La compétitivité et la réactivité des territoires sont également entravées par la surenchère normative et la mauvaise transposition des textes communautaires. Pour maintenir la compétitivité des territoires et attirer de l'emploi, il est essentiel de mettre un terme à cette pratique, en transposant directement les nouvelles directives sans verbatim.


Une meilleure adaptation de la norme aux réalités locales passe-t-elle aussi par la reconnaissance à l'échelon local d'une capacité d'adaptation des lois et règlements ?

C'est une nécessité. Les collectivités ne constituent pas un bloc monolithique, réparti de manière mathématique et homogène. L'application uniforme des règles de droit à des collectivités aussi hétérogènes n'est pas sans poser de difficultés, et les contraintes normatives sont d'autant plus lourdes que la collectivité ne dispose pas de toute l'ingénierie nécessaire, ce qui est le cas de la majorité des petites communes.

Afin de s'adapter à cette inégalité de fait, je propose de moduler le droit en fonction de la taille des collectivités concernées. Il s'agirait d'introduire en droit un principe d'équité et d'adaptation favorisant l'établissement de règles prévoyant elles-mêmes, lorsque l'application uniforme de leurs dispositions de détail s'avère inadaptée, de déroger, suivant des mécanismes encadrés, aux dispositions qu'elles édictent (1).
Par ailleurs, face au manque de souplesse dans l'application du droit au niveau local, il serait utile d'instituer une instance de dialogue et de concertation au niveau local pour pallier les difficultés des procédures de recours et permettre des dérogations locales. Composée d'anciens élus, elle serait chargée d'examiner les conflits entre les collectivités et l'État sur l'application d'une norme.

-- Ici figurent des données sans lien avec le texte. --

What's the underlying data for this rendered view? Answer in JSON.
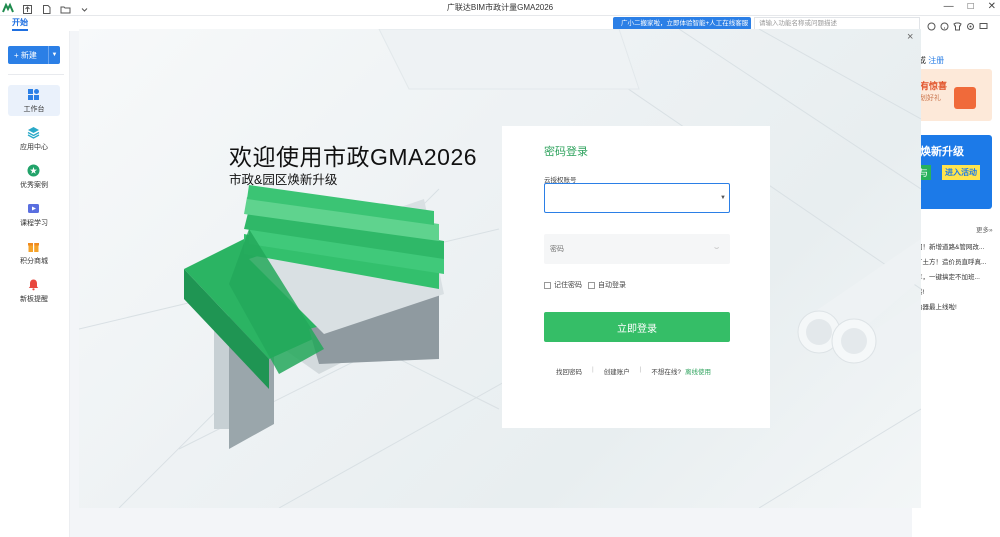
{
  "window": {
    "title": "广联达BIM市政计量GMA2026",
    "controls": [
      "—",
      "□",
      "✕"
    ]
  },
  "topbar": {
    "start_tab": "开始",
    "promo": "广小二搬家啦，立即体验智能+人工在线客服",
    "search_placeholder": "请输入功能名称或问题描述"
  },
  "sidebar": {
    "new_button": "+ 新建",
    "items": [
      {
        "label": "工作台",
        "icon": "workbench-icon",
        "active": true
      },
      {
        "label": "应用中心",
        "icon": "app-center-icon",
        "active": false
      },
      {
        "label": "优秀案例",
        "icon": "star-icon",
        "active": false
      },
      {
        "label": "课程学习",
        "icon": "video-icon",
        "active": false
      },
      {
        "label": "积分商城",
        "icon": "gift-icon",
        "active": false
      },
      {
        "label": "新板提醒",
        "icon": "bell-icon",
        "active": false
      }
    ]
  },
  "right_panel": {
    "login_prefix": "或",
    "register": "注册",
    "banner1_title": "有惊喜",
    "banner1_sub": "划好礼",
    "banner2_title": "焕新升级",
    "banner2_tag1": "与",
    "banner2_tag2": "进入活动",
    "more": "更多»",
    "news": [
      "门！新增道路&管网改...",
      "了土方！造价员直呼真...",
      "享，一键搞定不加班...",
      "惑!",
      "冶器最上线啦!"
    ]
  },
  "modal": {
    "close": "×",
    "welcome": "欢迎使用市政GMA2026",
    "subtitle": "市政&园区焕新升级"
  },
  "login": {
    "title": "密码登录",
    "account_label": "云授权账号",
    "account_value": "",
    "password_placeholder": "密码",
    "remember": "记住密码",
    "auto_login": "自动登录",
    "submit": "立即登录",
    "forgot": "找回密码",
    "create": "创建账户",
    "not_online": "不想在线?",
    "offline_use": "离线使用"
  },
  "colors": {
    "accent_blue": "#2b7fe6",
    "brand_green": "#35be67"
  }
}
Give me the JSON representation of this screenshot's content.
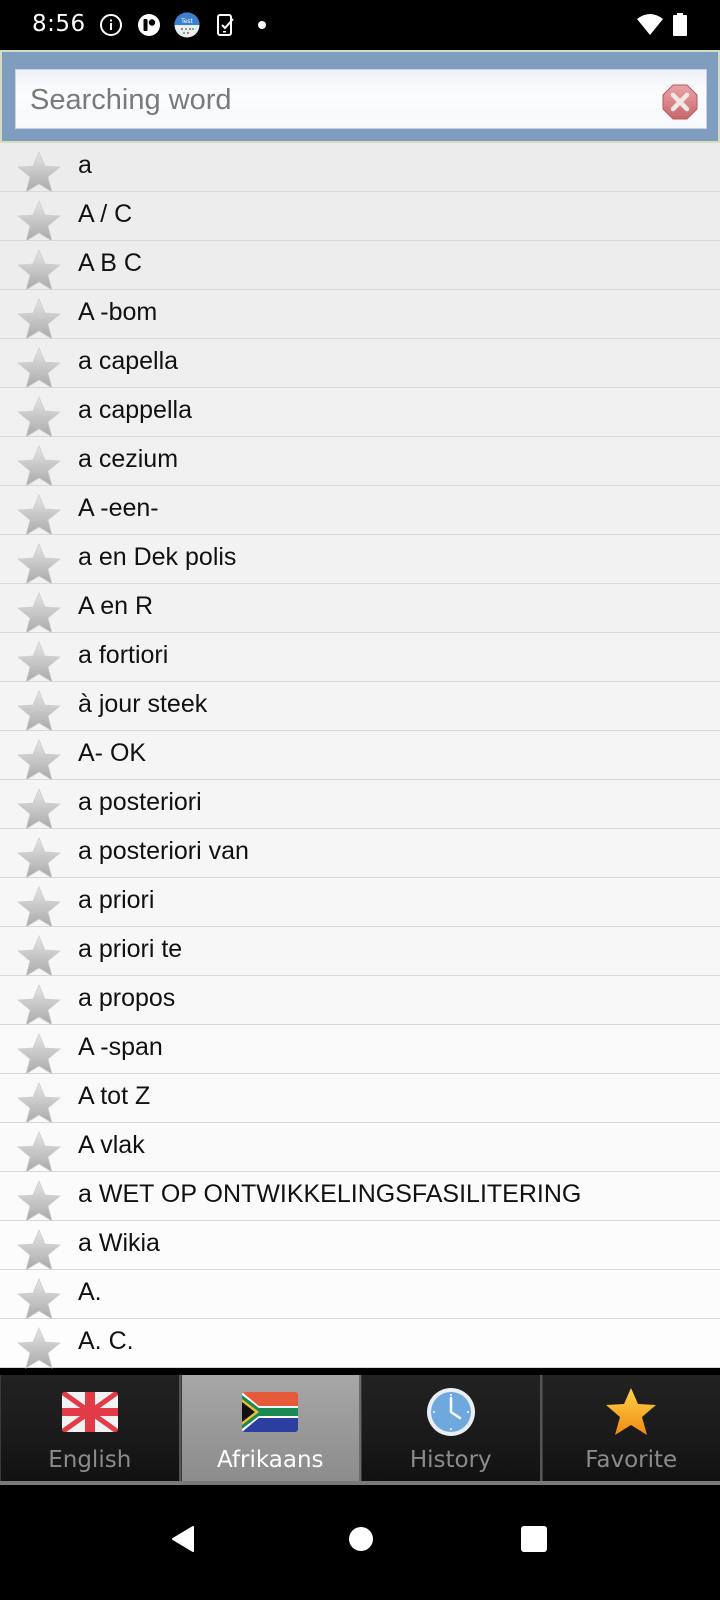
{
  "status_bar": {
    "time": "8:56",
    "notification_icons": [
      "info-icon",
      "app-notification-icon",
      "test-calendar-icon",
      "device-task-icon",
      "dot-icon"
    ],
    "system_icons": [
      "wifi-icon",
      "battery-icon"
    ]
  },
  "search": {
    "placeholder": "Searching word",
    "value": "",
    "clear_icon": "clear-icon"
  },
  "word_list": [
    {
      "word": "a",
      "favorite": false
    },
    {
      "word": "A / C",
      "favorite": false
    },
    {
      "word": "A B C",
      "favorite": false
    },
    {
      "word": "A -bom",
      "favorite": false
    },
    {
      "word": "a capella",
      "favorite": false
    },
    {
      "word": "a cappella",
      "favorite": false
    },
    {
      "word": "a cezium",
      "favorite": false
    },
    {
      "word": "A -een-",
      "favorite": false
    },
    {
      "word": "a en Dek polis",
      "favorite": false
    },
    {
      "word": "A en R",
      "favorite": false
    },
    {
      "word": "a fortiori",
      "favorite": false
    },
    {
      "word": "à jour steek",
      "favorite": false
    },
    {
      "word": "A- OK",
      "favorite": false
    },
    {
      "word": "a posteriori",
      "favorite": false
    },
    {
      "word": "a posteriori van",
      "favorite": false
    },
    {
      "word": "a priori",
      "favorite": false
    },
    {
      "word": "a priori te",
      "favorite": false
    },
    {
      "word": "a propos",
      "favorite": false
    },
    {
      "word": "A -span",
      "favorite": false
    },
    {
      "word": "A tot Z",
      "favorite": false
    },
    {
      "word": "A vlak",
      "favorite": false
    },
    {
      "word": "a WET OP ONTWIKKELINGSFASILITERING",
      "favorite": false
    },
    {
      "word": "a Wikia",
      "favorite": false
    },
    {
      "word": "A.",
      "favorite": false
    },
    {
      "word": "A. C.",
      "favorite": false
    }
  ],
  "tabs": [
    {
      "label": "English",
      "icon": "uk-flag-icon",
      "active": false
    },
    {
      "label": "Afrikaans",
      "icon": "south-africa-flag-icon",
      "active": true
    },
    {
      "label": "History",
      "icon": "clock-icon",
      "active": false
    },
    {
      "label": "Favorite",
      "icon": "star-icon",
      "active": false
    }
  ],
  "nav_bar": [
    "back-icon",
    "home-icon",
    "recents-icon"
  ]
}
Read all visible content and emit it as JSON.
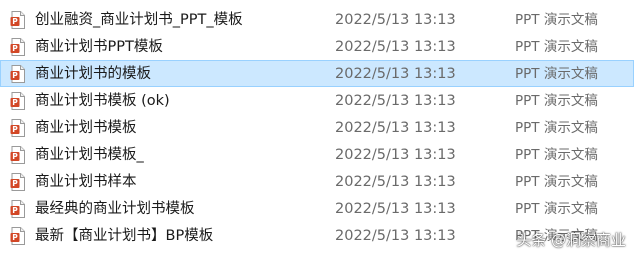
{
  "file_icon": "pptx-file-icon",
  "accent_color": "#d24726",
  "selected_row_color": "#cce8ff",
  "files": [
    {
      "name": "创业融资_商业计划书_PPT_模板",
      "modified": "2022/5/13 13:13",
      "type": "PPT 演示文稿"
    },
    {
      "name": "商业计划书PPT模板",
      "modified": "2022/5/13 13:13",
      "type": "PPT 演示文稿"
    },
    {
      "name": "商业计划书的模板",
      "modified": "2022/5/13 13:13",
      "type": "PPT 演示文稿",
      "selected": true
    },
    {
      "name": "商业计划书模板 (ok)",
      "modified": "2022/5/13 13:13",
      "type": "PPT 演示文稿"
    },
    {
      "name": "商业计划书模板",
      "modified": "2022/5/13 13:13",
      "type": "PPT 演示文稿"
    },
    {
      "name": "商业计划书模板_",
      "modified": "2022/5/13 13:13",
      "type": "PPT 演示文稿"
    },
    {
      "name": "商业计划书样本",
      "modified": "2022/5/13 13:13",
      "type": "PPT 演示文稿"
    },
    {
      "name": "最经典的商业计划书模板",
      "modified": "2022/5/13 13:13",
      "type": "PPT 演示文稿"
    },
    {
      "name": "最新【商业计划书】BP模板",
      "modified": "2022/5/13 13:13",
      "type": "PPT 演示文稿"
    }
  ],
  "watermark": "头条 @洞察商业"
}
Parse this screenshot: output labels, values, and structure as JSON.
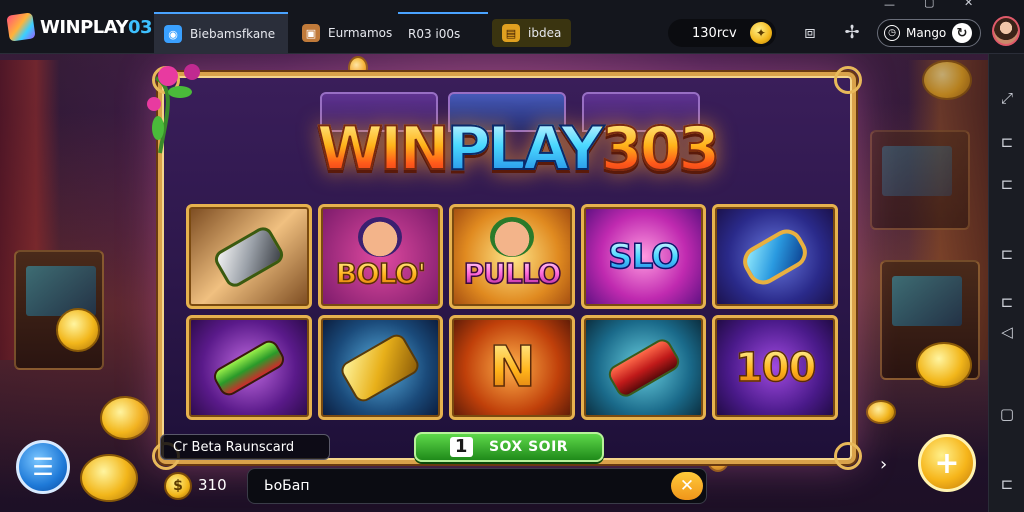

L'État devrait-il payer les conséquences des règles qu'il édicte en finançant un fonds de compensation comme le propose le sénateur Claude Belot (2) ?

Une telle proposition condamnerait toute réforme nationale. J'ai préféré opter pour une solution plus pragmatique. Afin de protéger les collectivités contre les conséquences financières de l'activité normative de l'État, il me paraît nécessaire d'introduire en droit français un principe de proportionnalité, au sens du droit communautaire - défini comme l'exigence que toute charge imposée au destinataire de la règle de droit soit limitée à la stricte mesure nécessaire de l'objectif à atteindre et requière un minimum de charges pour le destinataire de la norme. Il faudrait aussi étendre le droit de compensation des collectivités aux aménagements et approfondissements des compétences prévus par la loi (à l'exception des lois de transposition des directives communautaires). Parallèlement, il convient enfin de réaliser un suivi long terme du coût réel des normes intégrant l'ensemble des coûts cachés.

1. La proposition de loi introduit le principe de proportionnalité des normes et celui de leur adaptation à la taille des collectivités, en permettant au préfet d'accorder des dérogations dans l'application des textes réglementaires, notamment dans trois domaines : l'accessibilité des établissements recevant du public (en cas d'impossibilité technique ou de coût exorbitant des aménagements), la restauration collective (qualité nutritionnelle des repas) l'agrément des assistants maternels et familiaux (adaptation des critères d'agréments par le conseil général).
2. Rapport sur l'organisation et l'évolution des collectivités territoriale, juin 2009.